Seaweed farming officer from the Blue Economy Ministry, Asha Khamis Sultan says that Tanzania has already given seaweed farmers 500 boats through the COVID-19 relief fund.
She says that this effort by the government through Zanzibar State Trading Corporation (ZSTC) aims to help seaweed farmers to access high water level points to increase their harvests. She further notes that the government through the trade ministry is already buying seaweed at different prices depending on the value and quality.
“We are also creating awareness with the seaweed farmers on how they can increase their quality for better market price, by accessing the high water areas where they will get a bumper harvest,” she says.
A way forward
With renewed determination, Fatuma Mohammed and her fellow farmers have embraced seaweed farming for the foreseeable future. With state support, they envision a time when seaweed farming will not only thrive but also serve as a beacon of hope for coastal communities in Kenya and Tanzania.
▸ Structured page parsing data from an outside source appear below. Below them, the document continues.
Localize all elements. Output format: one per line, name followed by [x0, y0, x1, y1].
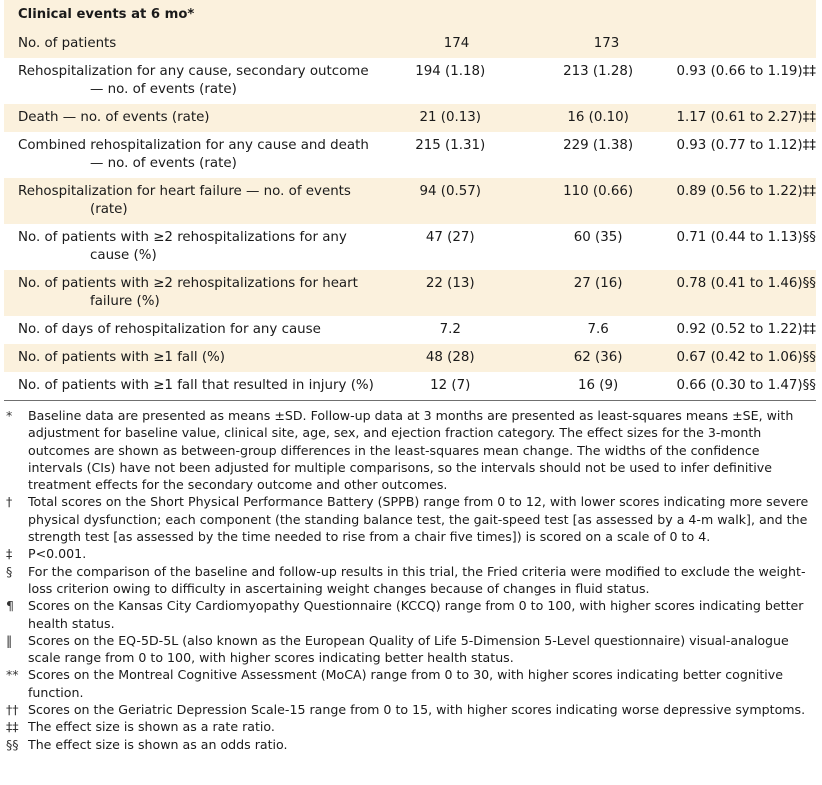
row-label-line1: No. of patients [18, 36, 117, 51]
cell-effect: 0.93 (0.77 to 1.12)‡‡ [676, 138, 816, 153]
cell-group2: 62 (36) [573, 350, 623, 365]
row-label-line1: No. of patients with ≥1 fall (%) [18, 350, 225, 365]
table-row [4, 372, 816, 400]
table-row [4, 270, 816, 316]
cell-group2: 16 (0.10) [567, 110, 629, 125]
row-label-line2: cause (%) [90, 248, 157, 263]
cell-group1: 47 (27) [425, 230, 475, 245]
row-label-line1: No. of days of rehospitalization for any cause [18, 322, 321, 337]
table-row [4, 178, 816, 224]
row-label [4, 137, 379, 173]
footnote [4, 701, 820, 718]
footnote-text: The effect size is shown as a rate ratio. [28, 719, 275, 735]
cell-effect: 0.78 (0.41 to 1.46)§§ [676, 276, 816, 291]
row-label [4, 349, 379, 367]
cell-group1: 7.2 [439, 322, 461, 337]
table-row [4, 30, 816, 58]
cell-group1: 21 (0.13) [419, 110, 482, 125]
row-label [4, 229, 379, 265]
table-row [4, 344, 816, 372]
footnote [4, 493, 820, 545]
footnote-text: The effect size is shown as an odds ratio. [28, 736, 288, 752]
footnote [4, 563, 820, 598]
footnote [4, 718, 820, 735]
row-label-line1: No. of patients with ≥1 fall that resulted in injury (%) [18, 378, 374, 393]
footnote-text: Scores on the Montreal Cognitive Assessment (MoCA) range from 0 to 30, with higher scores indicating better cognitive function. [28, 667, 783, 700]
row-label [4, 183, 379, 219]
row-label-line2: (rate) [90, 202, 128, 217]
row-label-line1: Rehospitalization for heart failure — no. of events [18, 184, 351, 199]
table-row [4, 104, 816, 132]
footnote-text: Scores on the Kansas City Cardiomyopathy Questionnaire (KCCQ) range from 0 to 100, with higher scores indicating better health status. [28, 598, 804, 631]
footnotes [4, 407, 820, 753]
footnote-text: Scores on the Geriatric Depression Scale-15 range from 0 to 15, with higher scores indicating worse depressive symptoms. [28, 702, 806, 718]
cell-group2: 110 (0.66) [563, 184, 634, 199]
footnote [4, 736, 820, 753]
footnote [4, 666, 820, 701]
cell-effect: 0.93 (0.66 to 1.19)‡‡ [676, 64, 816, 79]
footnote-text: For the comparison of the baseline and follow-up results in this trial, the Fried criteria were modified to exclude the weight-loss criterion owing to difficulty in ascertaining weight changes because of changes in fluid status. [28, 563, 806, 596]
footnote-text: P<0.001. [28, 546, 87, 562]
row-label-line2: failure (%) [90, 294, 160, 309]
section-title: Clinical events at 6 mo* [18, 7, 195, 22]
footnote-text: Baseline data are presented as means ±SD. Follow-up data at 3 months are presented as least-squares means ±SE, with adjustment for baseline value, clinical site, age, sex, and ejection fraction category. The effect sizes for the 3-month outcomes are shown as between-group differences in the least-squares mean change. The widths of the confidence intervals (CIs) have not been adjusted for multiple comparisons, so the intervals should not be used to infer definitive treatment effects for the secondary outcome and other outcomes. [28, 408, 794, 493]
table-row [4, 58, 816, 104]
cell-effect: 0.89 (0.56 to 1.22)‡‡ [676, 184, 816, 199]
cell-group2: 27 (16) [573, 276, 623, 291]
cell-group1: 215 (1.31) [415, 138, 486, 153]
row-label-line2: — no. of events (rate) [90, 82, 237, 97]
cell-group1: 22 (13) [425, 276, 475, 291]
section-header-row [4, 0, 816, 30]
cell-effect: 0.67 (0.42 to 1.06)§§ [676, 350, 816, 365]
row-label-line1: Combined rehospitalization for any cause and death [18, 138, 369, 153]
table-row [4, 224, 816, 270]
row-label-line1: Rehospitalization for any cause, secondary outcome [18, 64, 369, 79]
footnote-symbol: §§ [6, 736, 19, 752]
table-row [4, 316, 816, 344]
footnote [4, 632, 820, 667]
cell-group2: 213 (1.28) [563, 64, 634, 79]
footnote-symbol: ‡‡ [6, 719, 19, 735]
cell-effect: 0.92 (0.52 to 1.22)‡‡ [676, 322, 816, 337]
row-label [4, 377, 379, 395]
footnote [4, 597, 820, 632]
cell-group2: 60 (35) [573, 230, 623, 245]
footnote-symbol: ** [6, 667, 19, 683]
row-label [4, 109, 379, 127]
row-label-line1: No. of patients with ≥2 rehospitalizations for heart [18, 276, 358, 291]
row-label [4, 35, 384, 53]
footnote-symbol: ‡ [6, 546, 13, 562]
clinical-events-table [4, 0, 816, 401]
footnote-symbol: * [6, 408, 13, 423]
footnote-text: Total scores on the Short Physical Performance Battery (SPPB) range from 0 to 12, with lower scores indicating more severe physical dysfunction; each component (the standing balance test, the gait-speed test [as assessed by a 4-m walk], and the strength test [as assessed by the time needed to rise from a chair five times]) is scored on a scale of 0 to 4. [28, 494, 809, 545]
cell-group2: 229 (1.38) [563, 138, 634, 153]
footnote-symbol: †† [6, 702, 19, 718]
row-label-line2: — no. of events (rate) [90, 156, 237, 171]
footnote-text: Scores on the EQ-5D-5L (also known as the European Quality of Life 5-Dimension 5-Level questionnaire) visual-analogue scale range from 0 to 100, with higher scores indicating better health status. [28, 632, 789, 666]
cell-group1: 194 (1.18) [415, 64, 486, 79]
row-label-line1: No. of patients with ≥2 rehospitalizations for any [18, 230, 347, 245]
footnote [4, 545, 820, 562]
row-label [4, 321, 379, 339]
cell-group2: 173 [593, 36, 620, 51]
row-label [4, 275, 379, 311]
footnote-symbol: ‖ [6, 632, 13, 648]
cell-group1: 12 (7) [430, 378, 471, 393]
cell-effect: 0.71 (0.44 to 1.13)§§ [676, 230, 816, 245]
footnote-symbol: § [6, 563, 13, 579]
footnote-symbol: ¶ [6, 598, 15, 614]
cell-effect: 0.66 (0.30 to 1.47)§§ [676, 378, 816, 393]
cell-group1: 174 [443, 36, 470, 51]
cell-effect: 1.17 (0.61 to 2.27)‡‡ [676, 110, 816, 125]
footnote [4, 407, 820, 493]
footnote-symbol: † [6, 494, 13, 510]
row-label [4, 63, 379, 99]
clinical-events-table-page [4, 0, 820, 753]
table-row [4, 132, 816, 178]
cell-group2: 16 (9) [577, 378, 619, 393]
cell-group1: 48 (28) [425, 350, 475, 365]
cell-group1: 94 (0.57) [419, 184, 482, 199]
cell-group2: 7.6 [587, 322, 609, 337]
row-label-line1: Death — no. of events (rate) [18, 110, 210, 125]
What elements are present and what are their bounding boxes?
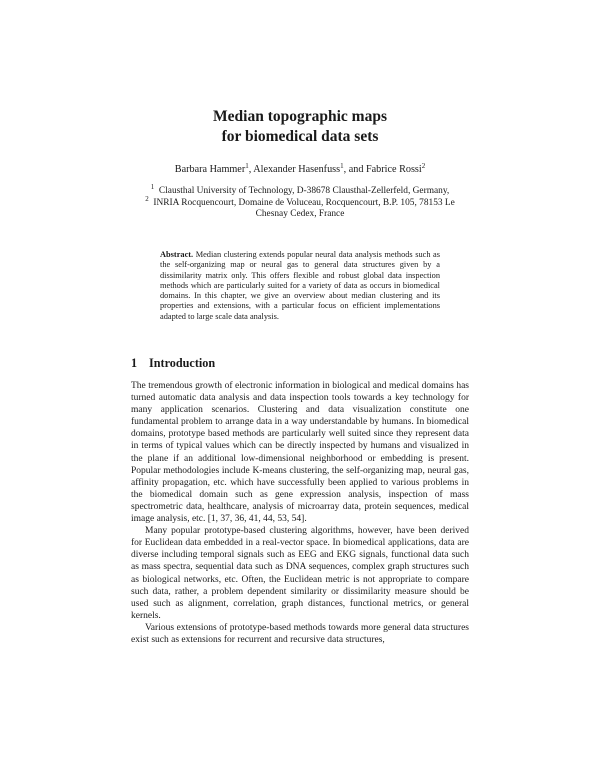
author-affiliation-mark: 1 — [340, 162, 344, 170]
author-name: Alexander Hasenfuss — [253, 164, 341, 175]
affiliation-text: INRIA Rocquencourt, Domaine de Voluceau, Rocquencourt, B.P. 105, 78153 Le — [153, 197, 455, 208]
abstract — [160, 250, 440, 322]
affiliation-1 — [140, 183, 460, 198]
title-line-2: for biomedical data sets — [221, 128, 379, 145]
section-number: 1 — [131, 356, 138, 370]
affiliations — [140, 183, 460, 221]
affiliation-2 — [140, 194, 460, 210]
body-paragraph: Various extensions of prototype-based methods towards more general data structures exist such as extensions for recurrent and recursive data structures, — [131, 622, 469, 645]
author-list — [0, 163, 600, 176]
body-paragraph: The tremendous growth of electronic information in biological and medical domains has turned automatic data analysis and data inspection tools towards a key technology for many application scenarios. Clustering and data visualization constitute one fundamental problem to arrange data in a way understandable by humans. In biomedical domains, prototype based methods are particularly well suited since they represent data in terms of typical values which can be directly inspected by humans and visualized in the plane if an additional low-dimensional neighborhood or embedding is present. Popular methodologies include K-means clustering, the self-organizing map, neural gas, affinity propagation, etc. which have successfully been applied to various problems in the biomedical domain such as gene expression analysis, inspection of mass spectrometric data, healthcare, analysis of microarray data, protein sequences, medical image analysis, etc. [1, 37, 36, 41, 44, 53, 54]. — [131, 381, 469, 525]
author-separator: , and — [343, 164, 366, 175]
affiliation-2-continued: Chesnay Cedex, France — [255, 209, 345, 220]
section-heading — [131, 356, 215, 371]
body-paragraph: Many popular prototype-based clustering algorithms, however, have been derived for Euclidean data embedded in a real-vector space. In biomedical applications, data are diverse including temporal signals such as EEG and EKG signals, functional data such as mass spectra, sequential data such as DNA sequences, complex graph structures such as biological networks, etc. Often, the Euclidean metric is not appropriate to compare such data, rather, a problem dependent similarity or dissimilarity measure should be used such as alignment, correlation, graph distances, functional metrics, or general kernels. — [131, 526, 469, 621]
author-affiliation-mark: 2 — [421, 162, 426, 170]
affiliation-mark: 1 — [150, 183, 155, 191]
abstract-text: Median clustering extends popular neural data analysis methods such as the self-organizing map or neural gas to general data structures given by a dissimilarity matrix only. This offers flexible and robust global data inspection methods which are particularly suited for a variety of data as occurs in biomedical domains. In this chapter, we give an overview about median clustering and its properties and extensions, with a particular focus on efficient implementations adapted to large scale data analysis. — [160, 250, 440, 321]
paper-title — [0, 107, 600, 147]
title-line-1: Median topographic maps — [213, 108, 387, 125]
author-name: Barbara Hammer — [174, 164, 246, 175]
section-title: Introduction — [149, 356, 216, 370]
section-body — [131, 380, 469, 646]
author-affiliation-mark: 1 — [245, 162, 249, 170]
abstract-label: Abstract. — [160, 250, 194, 259]
author-name: Fabrice Rossi — [365, 164, 422, 175]
affiliation-text: Clausthal University of Technology, D-38678 Clausthal-Zellerfeld, Germany, — [158, 186, 450, 196]
author-separator: , — [248, 164, 254, 175]
affiliation-mark: 2 — [145, 194, 149, 203]
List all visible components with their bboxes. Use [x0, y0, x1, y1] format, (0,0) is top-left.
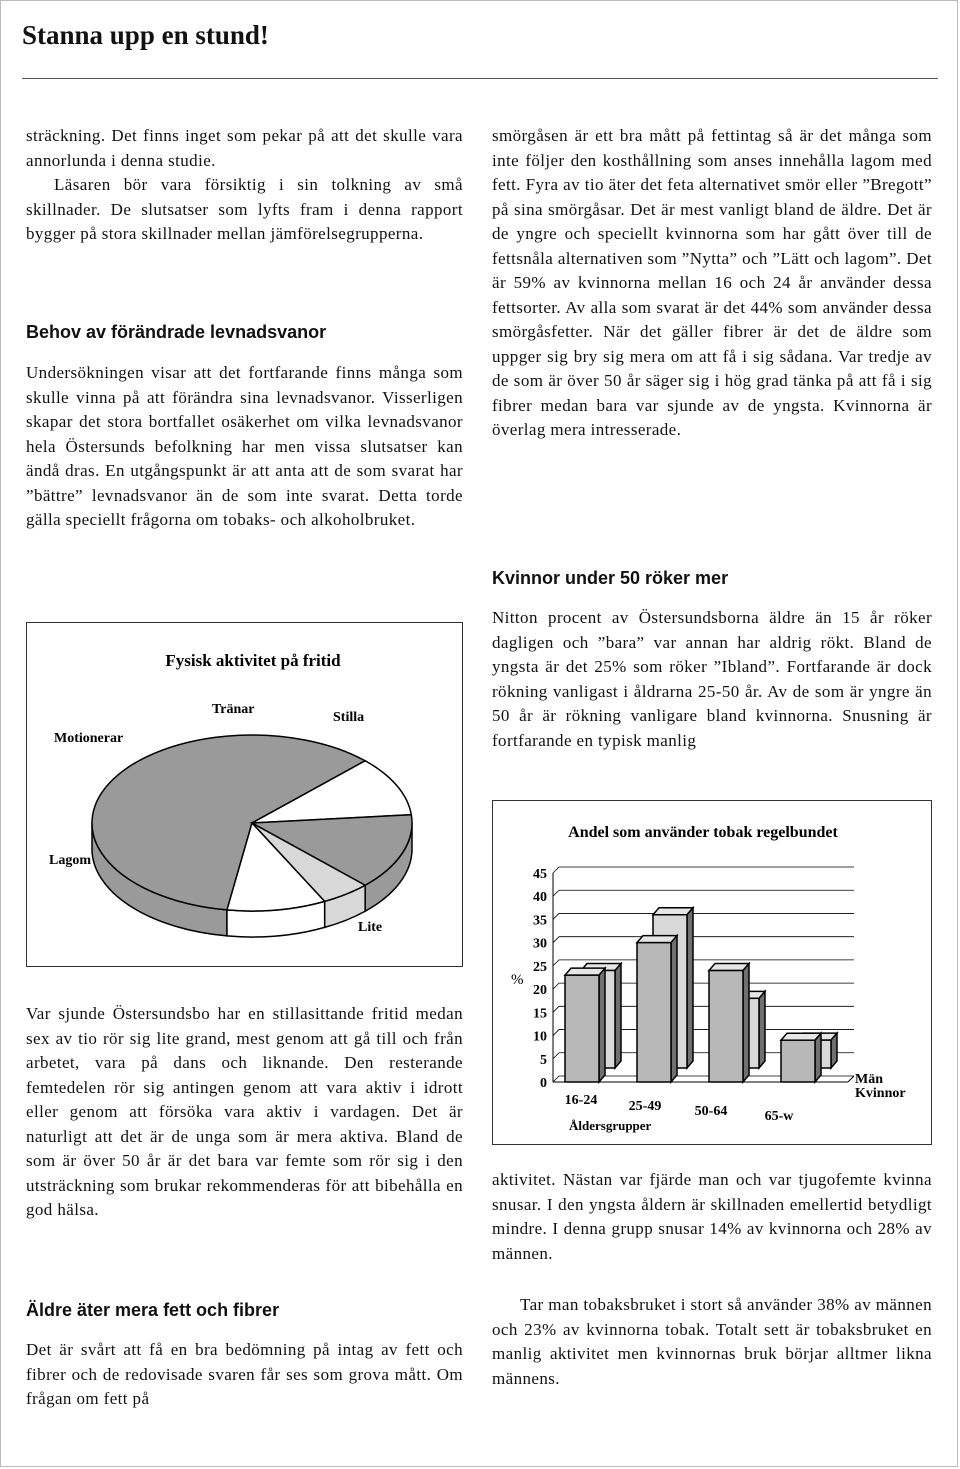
- bar-kvinnor-65-w-side: [831, 1033, 837, 1068]
- col1-para5: Det är svårt att få en bra bedömning på intag av fett och fibrer och de redovisade svaren får ses som grova mått. Om frågan om fett på: [26, 1340, 463, 1408]
- y-tick-label: 25: [533, 959, 547, 975]
- y-tick-label: 20: [533, 983, 547, 999]
- page-title: Stanna upp en stund!: [22, 20, 269, 50]
- y-tick-label: 35: [533, 913, 547, 929]
- bar-man-65-w-side: [815, 1033, 821, 1082]
- bar-kvinnor-25-49-side: [687, 908, 693, 1068]
- col1-top: [26, 124, 463, 247]
- y-tick-label: 15: [533, 1006, 547, 1022]
- pie-label-tranar: Tränar: [212, 702, 255, 717]
- bar-chart-box: [492, 800, 932, 1145]
- axis-corner: [848, 1076, 854, 1082]
- col2-para3: aktivitet. Nästan var fjärde man och var tjugofemte kvinna snusar. I den yngsta åldern är skillnaden emellertid betydligt mindre. I denna grupp snusar 14% av kvinnorna och 28% av männen.: [492, 1170, 932, 1263]
- pie-chart: [27, 623, 462, 966]
- legend-kvinnor: Kvinnor: [855, 1086, 906, 1101]
- pie-label-motionerar: Motionerar: [54, 731, 124, 746]
- col2-heading1: Kvinnor under 50 röker mer: [492, 568, 729, 588]
- bar-man-50-64-side: [743, 964, 749, 1082]
- grid-line-side: [553, 1030, 559, 1036]
- pie-label-stilla: Stilla: [333, 710, 365, 725]
- bar-chart: [493, 801, 931, 1144]
- pie-label-lite: Lite: [358, 920, 383, 935]
- grid-line-side: [553, 937, 559, 943]
- y-tick-label: 40: [533, 890, 547, 906]
- bar-kvinnor-16-24-side: [615, 963, 621, 1068]
- bar-man-25-49: [637, 943, 671, 1082]
- col1-para2: Läsaren bör vara försiktig i sin tolkning av små skillnader. De slutsatser som lyfts fram i denna rapport bygger på stora skillnader mellan jämförelsegrupperna.: [26, 175, 463, 243]
- grid-line-side: [553, 960, 559, 966]
- legend-man: Män: [855, 1072, 883, 1087]
- col1-heading2: Äldre äter mera fett och fibrer: [26, 1300, 280, 1320]
- grid-line-side: [553, 867, 559, 873]
- x-tick-label: 25-49: [628, 1099, 662, 1114]
- y-tick-label: 30: [533, 936, 547, 952]
- y-tick-label: 0: [540, 1076, 547, 1091]
- bar-man-16-24-side: [599, 968, 605, 1082]
- grid-line-side: [553, 1076, 559, 1082]
- grid-line-side: [553, 890, 559, 896]
- pie-chart-box: [26, 622, 463, 967]
- header-rule: [22, 78, 938, 79]
- bar-man-25-49-side: [671, 936, 677, 1082]
- col2-para2: Nitton procent av Östersundsborna äldre än 15 år röker dagligen och ”bara” var annan har aldrig rökt. Bland de yngsta är det 25% som röker ”Ibland”. Fortfarande är dock rökning vanligast i åldrarna 25-50 år. Av de som är yngre än 50 år är rökning vanligare bland kvinnorna. Snusning är fortfarande en typisk manlig: [492, 608, 932, 750]
- x-tick-label: 65-w: [764, 1109, 794, 1124]
- grid-line-side: [553, 1053, 559, 1059]
- col2-para4: Tar man tobaksbruket i stort så använder 38% av männen och 23% av kvinnorna tobak. Totalt sett är tobaksbruket en manlig aktivitet men kvinnornas bruk börjar alltmer likna männens.: [492, 1295, 932, 1388]
- y-tick-label: 45: [533, 867, 547, 882]
- x-tick-label: 16-24: [564, 1093, 598, 1108]
- bar-chart-title: Andel som använder tobak regelbundet: [568, 824, 838, 841]
- bar-chart-ylabel: %: [511, 972, 524, 988]
- bar-chart-xlabel: Åldersgrupper: [569, 1118, 652, 1133]
- col1-para3: Undersökningen visar att det fortfarande finns många som skulle vinna på att förändra sina levnadsvanor. Visserligen skapar det stora bortfallet osäkerhet om vilka levnadsvanor hela Östersunds befolkning har men vissa slutsatser kan ändå dras. En utgångspunkt är att anta att de som svarat har ”bättre” levnadsvanor än de som inte svarat. Detta torde gälla speciellt frågorna om tobaks- och alkoholbruket.: [26, 363, 463, 529]
- pie-chart-title: Fysisk aktivitet på fritid: [165, 651, 341, 670]
- y-tick-label: 5: [540, 1052, 547, 1068]
- x-tick-label: 50-64: [694, 1104, 728, 1119]
- col1-heading1: Behov av förändrade levnadsvanor: [26, 322, 327, 342]
- pie-label-lagom: Lagom: [49, 853, 91, 868]
- bar-man-65-w: [781, 1040, 815, 1082]
- col1-para1: sträckning. Det finns inget som pekar på att det skulle vara annorlunda i denna studie.: [26, 126, 463, 170]
- bar-man-16-24: [565, 975, 599, 1082]
- grid-line-side: [553, 1006, 559, 1012]
- col1-para4: Var sjunde Östersundsbo har en stillasittande fritid medan sex av tio rör sig lite grand, mest genom att gå till och från arbetet, vara på dans och liknande. Den resterande femtedelen rör sig antingen genom att vara aktiv i idrott eller genom att försöka vara aktiv i vardagen. Det är naturligt att det är de unga som är mera aktiva. Bland de som är över 50 år är det bara var femte som rör sig i den utsträckning som brukar rekommenderas för att bibehålla en god hälsa.: [26, 1004, 463, 1219]
- bar-kvinnor-50-64-side: [759, 991, 765, 1068]
- bar-man-50-64: [709, 971, 743, 1082]
- grid-line-side: [553, 913, 559, 919]
- col2-para1: smörgåsen är ett bra mått på fettintag så är det många som inte följer den kosthållning som anses innehålla lagom med fett. Fyra av tio äter det feta alternativet smör eller ”Bregott” på sina smörgåsar. Det är mest vanligt bland de äldre. Det är de yngre och speciellt kvinnorna som har gått över till de fettsnåla alternativen som ”Nytta” och ”Lätt och lagom”. Det är 59% av kvinnorna mellan 16 och 24 år använder dessa fettsorter. Av alla som svarat är det 44% som använder dessa smörgåsfetter. När det gäller fibrer är det de äldre som uppger sig bry sig mera om att få i sig sådana. Var tredje av de som är över 50 år säger sig i hög grad tänka på att få i sig fibrer medan bara var sjunde av de yngsta. Kvinnorna är överlag mera intresserade.: [492, 126, 932, 439]
- grid-line-side: [553, 983, 559, 989]
- y-tick-label: 10: [533, 1029, 547, 1045]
“Seaweed farming has empowered us to reclaim our voices and shape our own destinies. As we look to the future, we believe that strengthening our knowledge, embracing sustainable practices, and expanding market opportunities are the way forward. Together, we will continue to cultivate resilience, protect our marine ecosystems, and create a brighter future for ourselves, our communities, and the seaweed farming industry as a whole,” she concluded.